Pengelolaan obat di Puskesmas merupakan salah satu indikator mutu pelayanan kefarmasian yang penting karena menentukan keberhasilan manajemen Puskesmas. Kegiatan pengelolaan obat di Puskesmas menyangkut aspek perencanaan, permintaan, penerimaan, penyimpanan, pendistribusian, pemusnahan, pengendalian, serta pencatatan dan pelaporan.
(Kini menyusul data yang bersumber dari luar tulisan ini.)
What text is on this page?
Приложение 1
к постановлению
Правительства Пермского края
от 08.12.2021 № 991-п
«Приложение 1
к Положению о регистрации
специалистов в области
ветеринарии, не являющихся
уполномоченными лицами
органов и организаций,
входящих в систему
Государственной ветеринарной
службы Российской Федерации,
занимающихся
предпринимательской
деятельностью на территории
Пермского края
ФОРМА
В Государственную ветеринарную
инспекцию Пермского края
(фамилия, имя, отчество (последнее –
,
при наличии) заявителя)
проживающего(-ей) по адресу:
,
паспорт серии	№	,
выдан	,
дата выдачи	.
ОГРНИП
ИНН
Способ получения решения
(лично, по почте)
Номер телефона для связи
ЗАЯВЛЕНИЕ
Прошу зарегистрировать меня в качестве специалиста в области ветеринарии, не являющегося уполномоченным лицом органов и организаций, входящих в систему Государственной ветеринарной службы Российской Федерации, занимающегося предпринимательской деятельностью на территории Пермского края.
Kegiatan ini betujuan agar obat dapat dikelola secara optimal untuk menjamin ketepatan jumlah dan jenis pembekalan farmasi dalam upaya mencapai tujuan yang ditetapkan diberbagai tingkat unit kerja. Penelitian ini bertujuan untuk mengevaluasi pengelolaan obat di Puskesmas Terminal Kota Banjarmasin. Parameter yang digunakan yaitu Ketepatan Perencanaan Obat, Kesesuaian Item Obat yang Tersedia Dengan DOEN 2021, Persentase Obat yang Tidak Diresepkan Selama 6 Bulan, dan Persentase Obat Kadaluwarsa atau Rusak. Penelitian merupakan penelitian non eksperimental bersifat deskriptif yang dilakukan secara kualitatif menggunakan data retrospektif yaitu RKO dan LPLPO dari periode Januari – Desember 2021. Hasil penelitian menunjukkan evaluasi pengelolaan obat di Puskesmas Terminal Kota Banjarmasin yaitu: ketepatan perencanaan obat (68%), kesesuaian item obat yang tersedia dengan DOEN 2021 (54%), obat yang tidak diresepkan selama 6 bulan (18%) dan obat yang kadaluwarsa atau rusak (4%). Berdasarkan hasil tersebut dapat diketahui bahwa sistem pengelolaan obat di Puskesmas Terminal Kota Banjarmasin belum memenuhi standar yang telah ditetapkan.